At Content Marketing World last year, a fellow speaker asked, “Can you help me set up a new LLC?”
“Sure. That’s easy.”
“And can you write me a one-page partnership agreement?”
<record scratch>
(Speechless)
Why a One-Page Operating Agreement is a Bad Idea
If a client sent me a one-page contract to review, that would set off massive red flags. My first thought wouldn’t be “Let’s see what it says,” but rather, “Let’s see how many gaps are in it.”
Because here’s the thing, unless your contract is written in tiny font that requires a magnifying glass to read a la Willy Wonka and the Chocolate Factory, the chances that your contract covering the scope of your needs is slim and none.
Is that contract even valid since it was signed by an 11 year-old?
Probably not, but that’s a different issue.
Your operating agreement is the master document for your business. Its job is to put everyone one the same page about how you’re going to run the business, each owner’s rights and responsibilities, and how you’re going to resolve problems when they occur.
And don’t forget the standard legal boilerplate verbiage that goes in almost every contract.
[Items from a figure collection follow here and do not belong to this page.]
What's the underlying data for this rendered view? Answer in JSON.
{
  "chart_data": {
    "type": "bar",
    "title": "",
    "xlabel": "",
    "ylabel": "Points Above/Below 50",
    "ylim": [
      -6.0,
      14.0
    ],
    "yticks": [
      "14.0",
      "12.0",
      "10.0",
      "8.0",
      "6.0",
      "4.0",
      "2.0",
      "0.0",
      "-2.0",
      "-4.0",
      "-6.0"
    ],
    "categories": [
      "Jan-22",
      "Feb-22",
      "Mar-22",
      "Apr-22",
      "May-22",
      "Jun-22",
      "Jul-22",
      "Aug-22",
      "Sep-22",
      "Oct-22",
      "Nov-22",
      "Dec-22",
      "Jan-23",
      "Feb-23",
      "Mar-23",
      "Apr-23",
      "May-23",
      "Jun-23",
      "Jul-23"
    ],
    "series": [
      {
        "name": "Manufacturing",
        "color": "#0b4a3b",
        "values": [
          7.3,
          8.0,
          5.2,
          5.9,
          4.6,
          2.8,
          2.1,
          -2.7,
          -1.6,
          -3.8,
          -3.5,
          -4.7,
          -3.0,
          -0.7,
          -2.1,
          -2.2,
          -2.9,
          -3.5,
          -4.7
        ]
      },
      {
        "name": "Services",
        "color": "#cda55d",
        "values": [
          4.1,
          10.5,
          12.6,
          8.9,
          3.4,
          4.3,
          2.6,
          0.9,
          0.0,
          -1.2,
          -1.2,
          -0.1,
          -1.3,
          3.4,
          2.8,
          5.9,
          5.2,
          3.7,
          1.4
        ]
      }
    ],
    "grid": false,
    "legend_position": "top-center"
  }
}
When a client engages me to write their operating agreement, I start by sending them 31 questions that I recommend their operating agreement answer.
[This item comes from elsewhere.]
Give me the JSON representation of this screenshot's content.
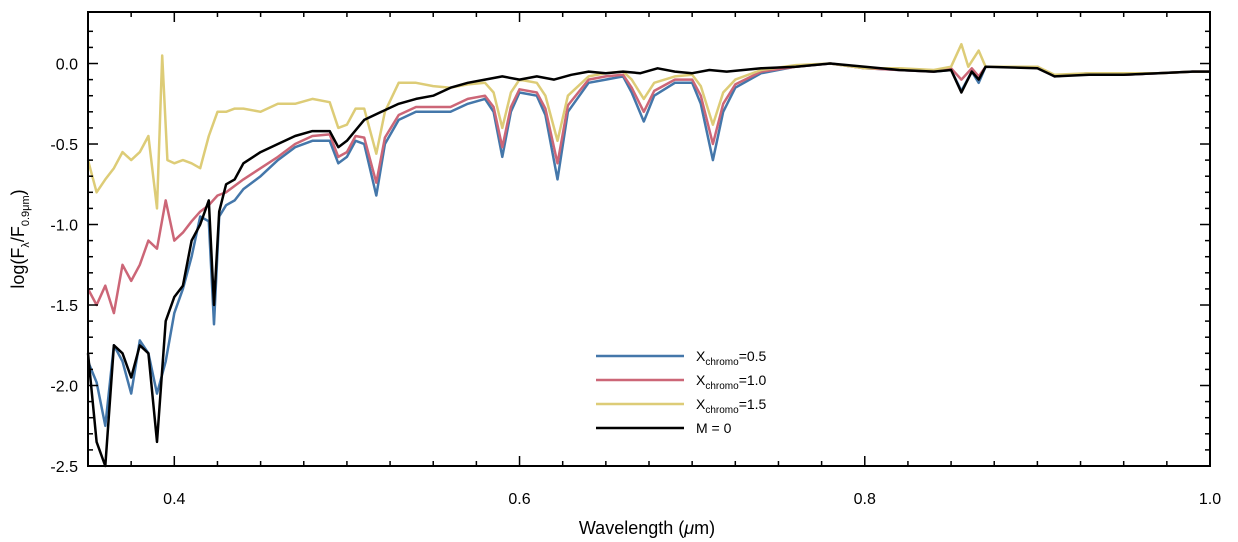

What It Really Means When You Ask for a One-Page Agreement
When a prospective client says they need a one-page agreement, I assume they want something that’s simple and cost-effective. They might be looking for whatever is one step above searching the internet for a free template. They don’t need something that’s complicated or expensive.
Keeping this in mind, my brain grappled with the possibility to creating a one-page operating agreement:
What if we kept it bare bones super simple?
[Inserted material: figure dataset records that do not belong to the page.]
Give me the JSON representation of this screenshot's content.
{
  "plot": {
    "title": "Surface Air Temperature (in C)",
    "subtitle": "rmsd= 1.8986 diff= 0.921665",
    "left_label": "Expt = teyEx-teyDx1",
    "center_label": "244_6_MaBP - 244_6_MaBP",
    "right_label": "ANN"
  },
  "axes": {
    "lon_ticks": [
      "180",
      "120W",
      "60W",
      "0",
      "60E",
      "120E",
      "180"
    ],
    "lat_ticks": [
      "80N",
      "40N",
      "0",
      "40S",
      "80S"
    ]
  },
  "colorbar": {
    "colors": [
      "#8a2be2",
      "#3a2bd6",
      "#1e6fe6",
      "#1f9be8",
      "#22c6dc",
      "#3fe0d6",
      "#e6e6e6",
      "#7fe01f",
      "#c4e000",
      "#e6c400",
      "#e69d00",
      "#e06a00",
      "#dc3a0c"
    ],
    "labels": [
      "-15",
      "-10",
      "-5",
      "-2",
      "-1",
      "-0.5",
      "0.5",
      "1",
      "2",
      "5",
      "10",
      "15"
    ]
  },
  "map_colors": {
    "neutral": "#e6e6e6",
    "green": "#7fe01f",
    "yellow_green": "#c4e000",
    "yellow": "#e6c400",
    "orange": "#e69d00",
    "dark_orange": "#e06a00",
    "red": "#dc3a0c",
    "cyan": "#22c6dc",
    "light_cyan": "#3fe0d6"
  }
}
I could write a simple operating agreement that requires a unanimous vote for all decisions, but no one runs a business that way. Plus, there should be a mechanism to “vote someone off the island” if they’re not doing their job, or worse, hurting the business. That wouldn’t be possible if a unanimous vote was required.
Could we make it a one-page agreement?
Without committing malpractice? I doubt it.
What if we made it almost like a template, where we provide the framework, but then they’d fill in the blanks? It might be more than one page, but it would be more cost-effective.
Maybe to create, but we’d be doing them a disservice in the long run. What if they didn’t understand what information was needed to write an effective contract? You’ve seen the number of people who ask for help or suggestions when answering the usual 31 questions. If there ever was a dispute, they could end up spending more money on legal fees fixing a problem that we could have helped the avoid if we’d written them an effective operating agreement in the first place.
What’s the minimum that an operating agreement needs to cover?
Who are the owners of the LLC, the purpose of the business, each owner’s responsibilities, what decisions requires a unanimous vs majority vote, how deadlocked votes will be resolved, what happens if someone wants to leave the company or dies, what happens if the other owner(s) want to kick someone out of the company, how contract disputes will be resolved, plus the standard boilerplate terms that go into every contract.
We can’t fit all that on one page.
No, we can’t.
If we can’t create a one-page operating agreement, what’s the most cost-effective way to write an operating agreement?
Hmm…it might be to have them tell us everything they’ve already agreed on about how they want to run their business, and then draft the operating agreement, addressing the issues they haven’t mentioned based on what we think is in the company’s best interests, and let them suggest edits from there.
Your Operating Agreement is an Investment
Your operating agreement is the master document for how you and your co-owner(s) are going to run your business. Too many people are so excited to start the business that they jump into running the business before they have their foundational pieces in place, and it bites them in the butt when things go sideways.
Taking the time to create an effective operating agreement can be a litmus test to see how you are your co-owners handle difficult conversations. If you can’t come to a consensus on how to run your business, you shouldn’t be in business together.
The best time to create your operating agreement is at the beginning of the business relationship, when everyone is optimistic and thinking about what’s best for the business. If you wait until there’s a problem to draft this, you and your co-owner(s) may be more interested in protecting your selfish interests or let your anger influence the agreement’s terms.
Even though I make more money fixing problems, I prefer to help my clients prevent problems, or at least make them easier to navigate. A business divorce can be as stressful and expensive as a romantic divorce.